Мамин-Сибиряк - Николай Михайлович Сергованцев
Шрифт:
Интервал:
Закладка:
После встречи с Маминым Абрамова писала Короленко в Нижний Новгород, разъясняя свое нынешнее положение:
«Привет вам, хороший Владимир Галактионович.
Вот уже три дня, как я прибыла на место назначения. Плавание мое по великим рекам было с великим унынием по причине, вероятно, погоды, да еще Лиза (сестра. — Н. С.) простудилась… Сюда я приехала не на радость — отец страшно опустился — пьет сильно, — так что пришлось всех ребят забирать у него — в этом мне обещал полицмейстер, который встретил меня на вокзале вместе с антрепренером, оказался старым знакомым — страшный поклонник искусства вообще и его представительниц в особенности — и выходит, что нет худа без добра.
Был у меня сегодня Мамин-Сибиряк. Я говорила в первый день приезда, что хотела бы с ним познакомиться, — ему передали, и вот он нанес мне визит — очень понравился, такой симпатичный, простой».
Первый спектакль новая труппа дала 18 октября — была поставлена драма Потемкина «Нищие духом», а через день новая премьера — «Расточитель» Стебницкого. «Екатеринбургская неделя» поместила теплые отзывы о премьерах, в частности, отметив «недурную игру» Абрамовой, что вызвало раздражение актрисы.

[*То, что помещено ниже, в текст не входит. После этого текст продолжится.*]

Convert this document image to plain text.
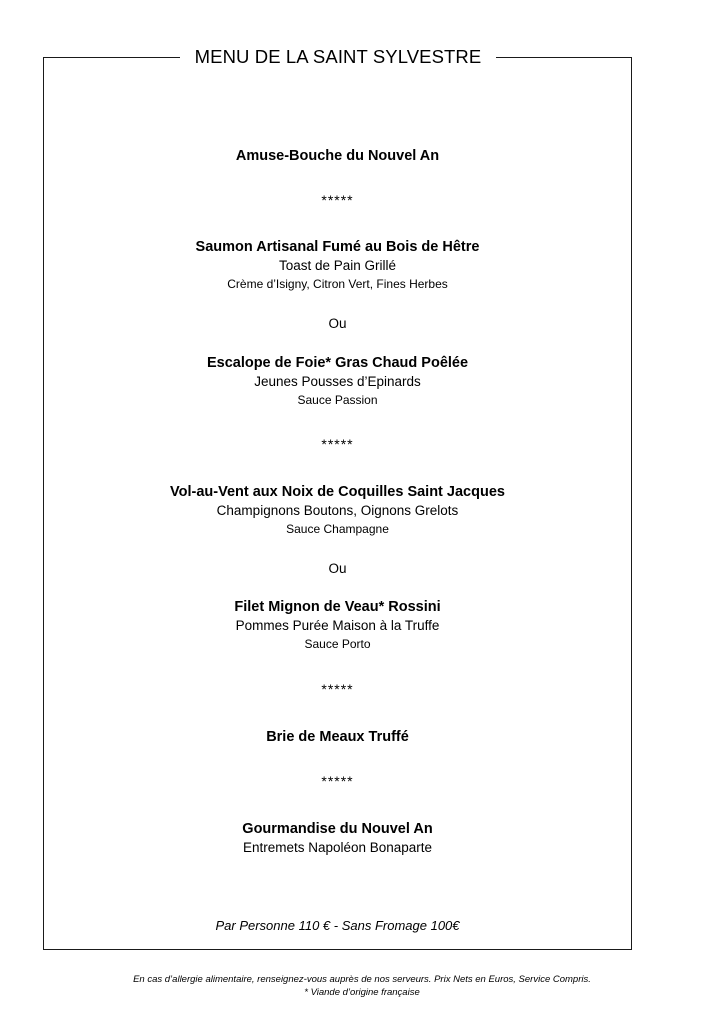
MENU DE LA SAINT SYLVESTRE
Amuse-Bouche du Nouvel An
*****
Saumon Artisanal Fumé au Bois de Hêtre
Toast de Pain Grillé
Crème d’Isigny, Citron Vert, Fines Herbes
Ou
Escalope de Foie* Gras Chaud Poêlée
Jeunes Pousses d’Epinards
Sauce Passion
*****
Vol-au-Vent aux Noix de Coquilles Saint Jacques
Champignons Boutons, Oignons Grelots
Sauce Champagne
Ou
Filet Mignon de Veau* Rossini
Pommes Purée Maison à la Truffe
Sauce Porto
*****
Brie de Meaux Truffé
*****
Gourmandise du Nouvel An
Entremets Napoléon Bonaparte
Par Personne 110 € - Sans Fromage 100€
En cas d’allergie alimentaire, renseignez-vous auprès de nos serveurs. Prix Nets en Euros, Service Compris.
* Viande d’origine française
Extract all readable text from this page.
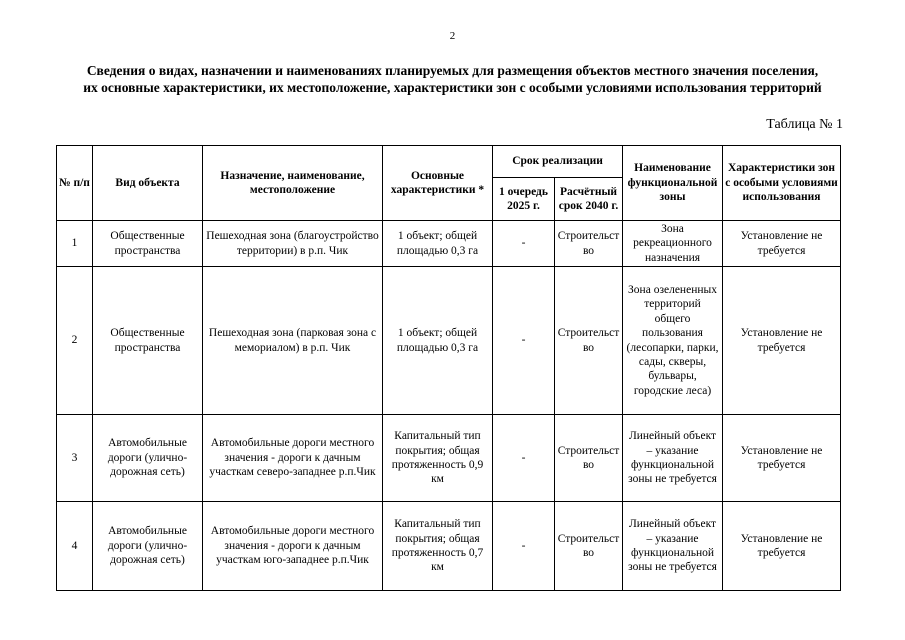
2
Сведения о видах, назначении и наименованиях планируемых для размещения объектов местного значения поселения, их основные характеристики, их местоположение, характеристики зон с особыми условиями использования территорий
Таблица № 1
№ п/п	Вид объекта	Назначение, наименование, местоположение	Основные характеристики *	Срок реализации		Наименование функциональной зоны	Характеристики зон с особыми условиями использования
				1 очередь 2025 г.	Расчётный срок 2040 г.		
1	Общественные пространства	Пешеходная зона (благоустройство территории) в р.п. Чик	1 объект; общей площадью 0,3 га	-	Строительство	Зона рекреационного назначения	Установление не требуется
2	Общественные пространства	Пешеходная зона (парковая зона с мемориалом) в р.п. Чик	1 объект; общей площадью 0,3 га	-	Строительство	Зона озелененных территорий общего пользования (лесопарки, парки, сады, скверы, бульвары, городские леса)	Установление не требуется
3	Автомобильные дороги (улично-дорожная сеть)	Автомобильные дороги местного значения - дороги к дачным участкам северо-западнее р.п.Чик	Капитальный тип покрытия; общая протяженность 0,9 км	-	Строительство	Линейный объект – указание функциональной зоны не требуется	Установление не требуется
4	Автомобильные дороги (улично-дорожная сеть)	Автомобильные дороги местного значения - дороги к дачным участкам юго-западнее р.п.Чик	Капитальный тип покрытия; общая протяженность 0,7 км	-	Строительство	Линейный объект – указание функциональной зоны не требуется	Установление не требуется
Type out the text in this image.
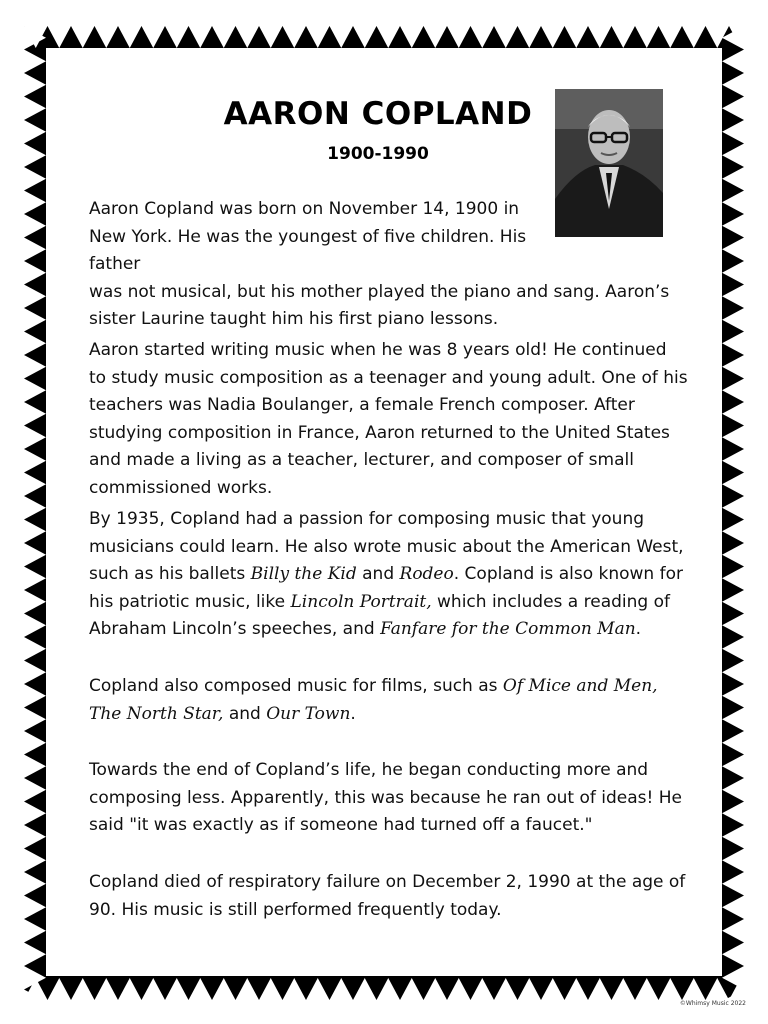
AARON COPLAND
1900-1990

Aaron Copland was born on November 14, 1900 in New York. He was the youngest of five children. His father
was not musical, but his mother played the piano and sang. Aaron’s sister Laurine taught him his first piano lessons.

Aaron started writing music when he was 8 years old! He continued to study music composition as a teenager and young adult. One of his teachers was Nadia Boulanger, a female French composer. After studying composition in France, Aaron returned to the United States and made a living as a teacher, lecturer, and composer of small commissioned works.

By 1935, Copland had a passion for composing music that young musicians could learn. He also wrote music about the American West, such as his ballets Billy the Kid and Rodeo. Copland is also known for his patriotic music, like Lincoln Portrait, which includes a reading of Abraham Lincoln’s speeches, and Fanfare for the Common Man.

Copland also composed music for films, such as Of Mice and Men, The North Star, and Our Town.

Towards the end of Copland’s life, he began conducting more and composing less. Apparently, this was because he ran out of ideas! He said "it was exactly as if someone had turned off a faucet."

Copland died of respiratory failure on December 2, 1990 at the age of 90. His music is still performed frequently today.

©Whimsy Music 2022
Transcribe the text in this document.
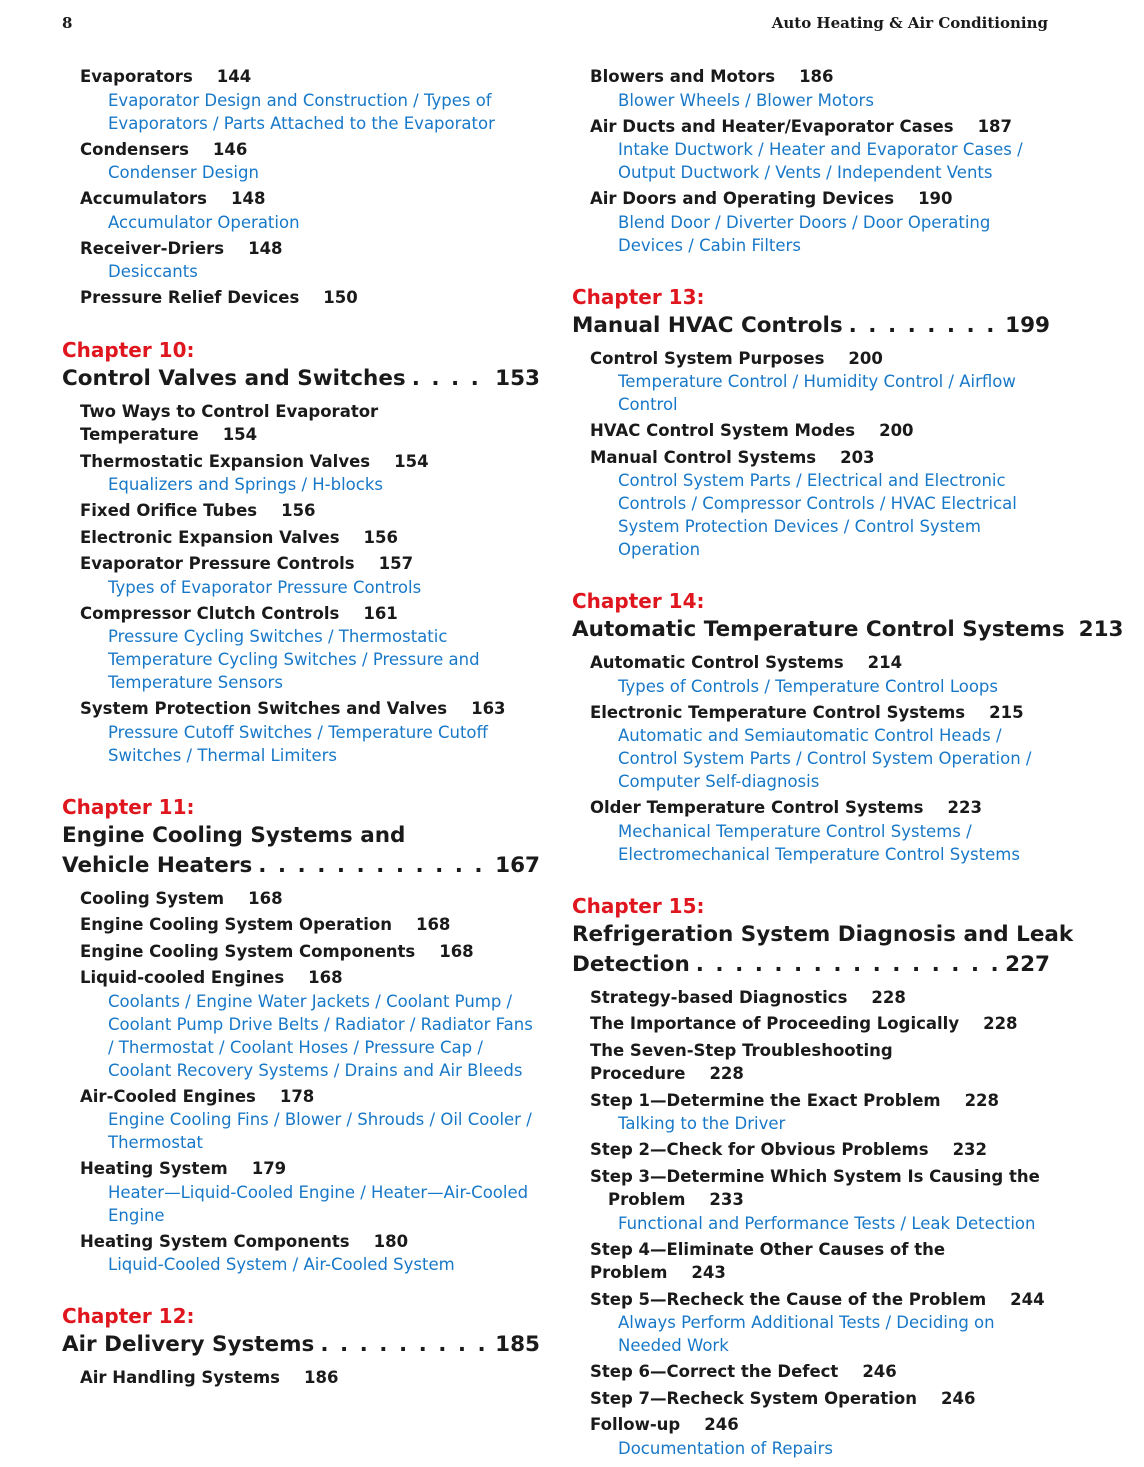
8	Auto Heating & Air Conditioning
Evaporators 144
Evaporator Design and Construction / Types of Evaporators / Parts Attached to the Evaporator
Condensers 146
Condenser Design
Accumulators 148
Accumulator Operation
Receiver-Driers 148
Desiccants
Pressure Relief Devices 150
Chapter 10:
Control Valves and Switches . . .	153
Two Ways to Control Evaporator Temperature 154
Thermostatic Expansion Valves 154
Equalizers and Springs / H-blocks
Fixed Orifice Tubes 156
Electronic Expansion Valves 156
Evaporator Pressure Controls 157
Types of Evaporator Pressure Controls
Compressor Clutch Controls 161
Pressure Cycling Switches / Thermostatic Temperature Cycling Switches / Pressure and Temperature Sensors
System Protection Switches and Valves 163
Pressure Cutoff Switches / Temperature Cutoff Switches / Thermal Limiters
Chapter 11:
Engine Cooling Systems and
Vehicle Heaters . . .	167
Cooling System 168
Engine Cooling System Operation 168
Engine Cooling System Components 168
Liquid-cooled Engines 168
Coolants / Engine Water Jackets / Coolant Pump / Coolant Pump Drive Belts / Radiator / Radiator Fans / Thermostat / Coolant Hoses / Pressure Cap / Coolant Recovery Systems / Drains and Air Bleeds
Air-Cooled Engines 178
Engine Cooling Fins / Blower / Shrouds / Oil Cooler / Thermostat
Heating System 179
Heater—Liquid-Cooled Engine / Heater—Air-Cooled Engine
Heating System Components 180
Liquid-Cooled System / Air-Cooled System
Chapter 12:
Air Delivery Systems . . .	185
Air Handling Systems 186
Blowers and Motors 186
Blower Wheels / Blower Motors
Air Ducts and Heater/Evaporator Cases 187
Intake Ductwork / Heater and Evaporator Cases / Output Ductwork / Vents / Independent Vents
Air Doors and Operating Devices 190
Blend Door / Diverter Doors / Door Operating Devices / Cabin Filters
Chapter 13:
Manual HVAC Controls . . .	199
Control System Purposes 200
Temperature Control / Humidity Control / Airflow Control
HVAC Control System Modes 200
Manual Control Systems 203
Control System Parts / Electrical and Electronic Controls / Compressor Controls / HVAC Electrical System Protection Devices / Control System Operation
Chapter 14:
Automatic Temperature Control Systems 213
Automatic Control Systems 214
Types of Controls / Temperature Control Loops
Electronic Temperature Control Systems 215
Automatic and Semiautomatic Control Heads / Control System Parts / Control System Operation / Computer Self-diagnosis
Older Temperature Control Systems 223
Mechanical Temperature Control Systems / Electromechanical Temperature Control Systems
Chapter 15:
Refrigeration System Diagnosis and Leak
Detection . . .	227
Strategy-based Diagnostics 228
The Importance of Proceeding Logically 228
The Seven-Step Troubleshooting Procedure 228
Step 1—Determine the Exact Problem 228
Talking to the Driver
Step 2—Check for Obvious Problems 232
Step 3—Determine Which System Is Causing the Problem 233
Functional and Performance Tests / Leak Detection
Step 4—Eliminate Other Causes of the Problem 243
Step 5—Recheck the Cause of the Problem 244
Always Perform Additional Tests / Deciding on Needed Work
Step 6—Correct the Defect 246
Step 7—Recheck System Operation 246
Follow-up 246
Documentation of Repairs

Впрочем, на газету грех было жаловаться, она щедро отзывалась о всех спектаклях театра, добросовестно и профессионально рассматривая сильные и слабые стороны спектаклей и актерской игры.
«Смело можно сказать, — писала газета, — что г-н Медведев, как говорится, не пощадил ни трудов, ни издержек, пригласивши в Екатеринбург таких артистов, которым смело могут позавидовать сцены других провинциальных театров… Простота, реальность и в высшей степени правдивость игры… произвели отрадное впечатление…»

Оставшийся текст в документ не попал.